I am pleased (and maybe a little proud) to announce the publication of my second Kindle book, a collection of essays titled star stuff* [*and then some]: essays at the intersection of science and faith.  This work represents a group of essays that attempt to bring together the logic and practice of science skills to religious themes, while remaining true to a core of Christian faith.  

This effort has been a labor of love, including a love of learning, a love of nature, and a love for the author of it all.  I must be true to the evidence I see in all realms or suffer the bleak misfortune of being intellectually dishonest.  The following excerpt is taken from chapter 1, and sets the stage for the succeeding essays.  If you find this interesting, I invite you to follow the link at the right to learn more about star stuff*.    

Life, or what we know of it so far, is indeed a wondrous thing.  The person of faith exults with praise to its creator.  That there are those among people of faith who can observe it and not want to know why it works or know more about any and every aspect of it is odd to me: learning more reveals the mind of God. The scientist wants nothing more than to understand.  That there are those among scientists who can observe its complexity and not be in awe is also puzzling to me. 

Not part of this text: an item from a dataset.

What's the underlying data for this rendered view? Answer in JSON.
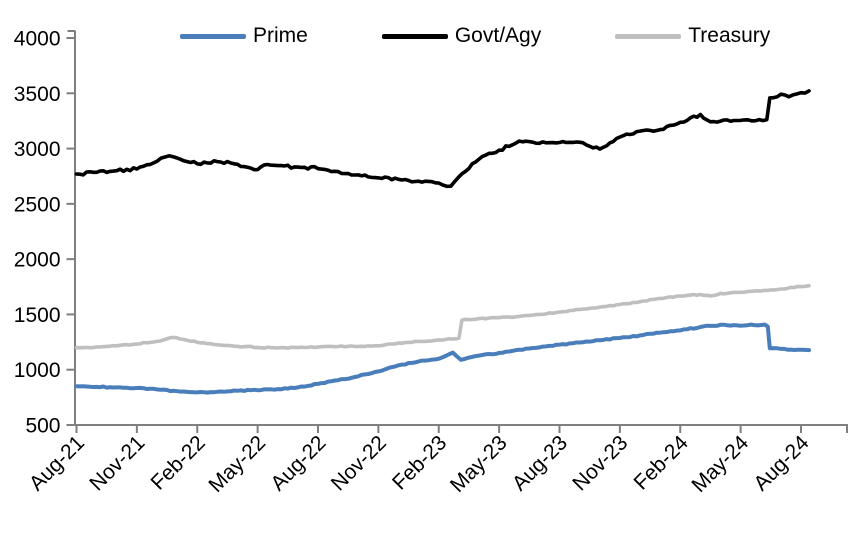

For a moment, consider a purely naturalistic view of everything.  According to Stephen Hawking, the universe is, it exists because of gravity.  Perhaps it is overly simplistic, but the complex interplay of matter and energy happened because gravity exists.  Hawking declared God redundant when he made this pronouncement.

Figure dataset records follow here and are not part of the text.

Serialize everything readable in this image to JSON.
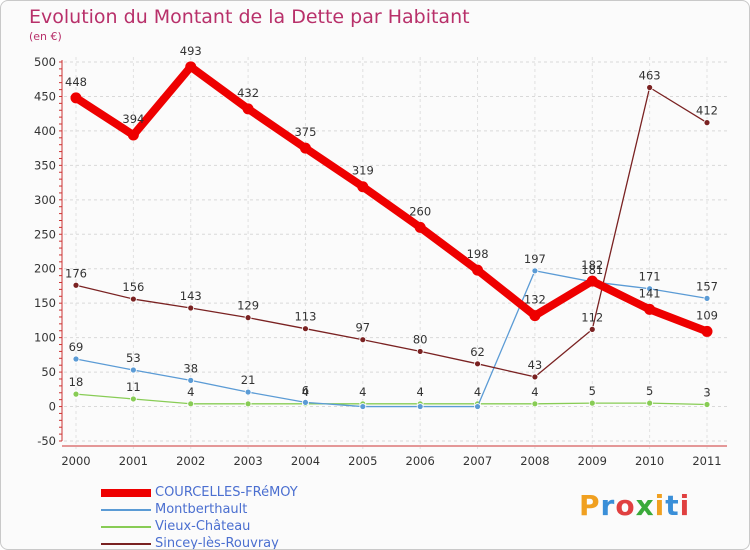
{
  "chart_data": {
    "type": "line",
    "title": "Evolution du Montant de la Dette par Habitant",
    "subtitle": "(en €)",
    "x": [
      "2000",
      "2001",
      "2002",
      "2003",
      "2004",
      "2005",
      "2006",
      "2007",
      "2008",
      "2009",
      "2010",
      "2011"
    ],
    "y_ticks": [
      "-50",
      "0",
      "50",
      "100",
      "150",
      "200",
      "250",
      "300",
      "350",
      "400",
      "450",
      "500"
    ],
    "ylim": [
      -50,
      500
    ],
    "grid": true,
    "legend_placement": "bottom-left",
    "series": [
      {
        "name": "COURCELLES-FRéMOY",
        "color": "#ee0000",
        "values": [
          448,
          394,
          493,
          432,
          375,
          319,
          260,
          198,
          132,
          182,
          141,
          109
        ],
        "labels": [
          "448",
          "394",
          "493",
          "432",
          "375",
          "319",
          "260",
          "198",
          "132",
          "182",
          "141",
          "109"
        ]
      },
      {
        "name": "Montberthault",
        "color": "#5b9bd5",
        "values": [
          69,
          53,
          38,
          21,
          6,
          0,
          0,
          0,
          197,
          181,
          171,
          157
        ],
        "labels": [
          "69",
          "53",
          "38",
          "21",
          "6",
          "",
          "",
          "",
          "197",
          "181",
          "171",
          "157"
        ]
      },
      {
        "name": "Vieux-Château",
        "color": "#88cc55",
        "values": [
          18,
          11,
          4,
          4,
          4,
          4,
          4,
          4,
          4,
          5,
          5,
          3
        ],
        "labels": [
          "18",
          "11",
          "4",
          "",
          "4",
          "4",
          "4",
          "4",
          "4",
          "5",
          "5",
          "3"
        ]
      },
      {
        "name": "Sincey-lès-Rouvray",
        "color": "#7a2222",
        "values": [
          176,
          156,
          143,
          129,
          113,
          97,
          80,
          62,
          43,
          112,
          463,
          412
        ],
        "labels": [
          "176",
          "156",
          "143",
          "129",
          "113",
          "97",
          "80",
          "62",
          "43",
          "112",
          "463",
          "412"
        ]
      }
    ]
  },
  "logo": {
    "letters": [
      "P",
      "r",
      "o",
      "x",
      "i",
      "t",
      "i"
    ],
    "colors": [
      "#f0a020",
      "#3a8fd8",
      "#e04040",
      "#3aaa3a",
      "#f0a020",
      "#3a8fd8",
      "#e04040"
    ]
  }
}
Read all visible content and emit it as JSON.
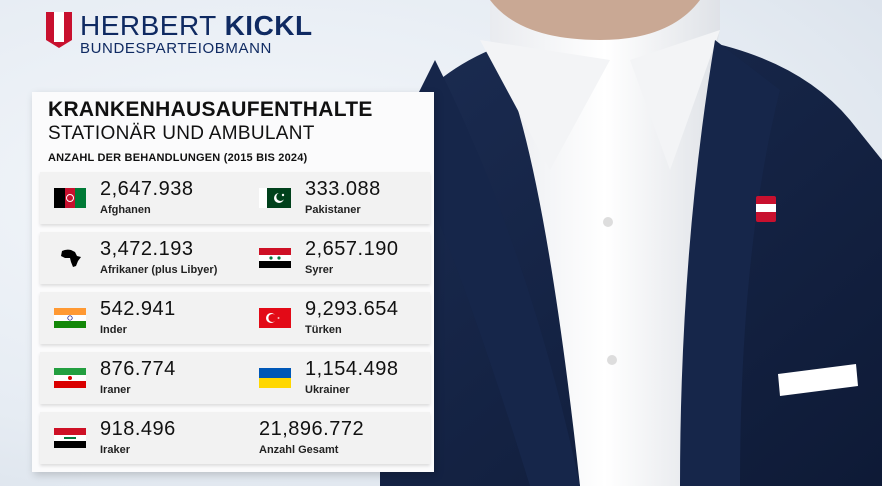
{
  "brand": {
    "name_light": "HERBERT ",
    "name_bold": "KICKL",
    "subtitle": "BUNDESPARTEIOBMANN"
  },
  "card": {
    "title": "KRANKENHAUSAUFENTHALTE",
    "subtitle": "STATIONÄR UND AMBULANT",
    "caption": "ANZAHL DER BEHANDLUNGEN (2015 BIS 2024)",
    "rows": [
      {
        "left": {
          "value": "2,647.938",
          "label": "Afghanen",
          "flag": "afghanistan-flag-icon"
        },
        "right": {
          "value": "333.088",
          "label": "Pakistaner",
          "flag": "pakistan-flag-icon"
        }
      },
      {
        "left": {
          "value": "3,472.193",
          "label": "Afrikaner (plus Libyer)",
          "flag": "africa-map-icon"
        },
        "right": {
          "value": "2,657.190",
          "label": "Syrer",
          "flag": "syria-flag-icon"
        }
      },
      {
        "left": {
          "value": "542.941",
          "label": "Inder",
          "flag": "india-flag-icon"
        },
        "right": {
          "value": "9,293.654",
          "label": "Türken",
          "flag": "turkey-flag-icon"
        }
      },
      {
        "left": {
          "value": "876.774",
          "label": "Iraner",
          "flag": "iran-flag-icon"
        },
        "right": {
          "value": "1,154.498",
          "label": "Ukrainer",
          "flag": "ukraine-flag-icon"
        }
      },
      {
        "left": {
          "value": "918.496",
          "label": "Iraker",
          "flag": "iraq-flag-icon"
        },
        "right": {
          "value": "21,896.772",
          "label": "Anzahl Gesamt"
        }
      }
    ]
  },
  "colors": {
    "brand_navy": "#0f2a62",
    "brand_red": "#c8102e"
  }
}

 That’s all well and good, but from a purely naturalistic perspective, the story is never complete. I have no problem with a Big Bang.  It makes good sense.  But I do have trouble with why.  And from what.  That pesky one step back from what can be extrapolated, that question of first cause, is the fly in the ointment, at least to me.  It is impossible to answer that by science.  And the science side of me is annoyed by that.

 But I accept that there is indeed more in heaven and earth than is dreamt of in the naturalistic philosophy of science.  I believe there is more to life than can be experienced by the senses.  It is not measurable by scale or ruler. It is not observable by the most powerful microscope or telescope.  The more I firmly believe in and accept simply is.  If gravity is Hawking’s creative force, in a sense his god, mine is more.  My God is more complex.  More intelligent.  More responsive.  More compassionate.  More forgiving.  More merciful. 

 More.

 I have no scientific evidence for any of it, despite the volumes written professing to “prove” the existence of God.  But my sense of wonder is not confined to the physical.  Beyond nature is a realm vaster than the universe.  It is a reality beyond the physical, which has been variously characterized, but generally considered to be that of the spiritual.  The physical and spiritual are by no means at odds with each other.  They are complementary in every way.  Each supports and refines and clarifies its counterpart.  The trick is in knowing how to listen to each.  It is in knowing that each realm is the palette and playground of a boundless God.  He is greater than our theories, but welcomes our investigations.  He is beyond our dogmas, but welcomes our exploration.  To me, life is a journey of discovery in both worlds, a balancing of what can be observed in the physical realm with spiritual truths that can only be known by faith. 

 The greater wonder is in celebrating both.  To dismiss either is to lose a dimension, an integral piece of the puzzle of existence.  We are more than atom and molecule, flesh and bone, breath and blood.  We are star stuff and then some: we are the image of the one who conceived those stars.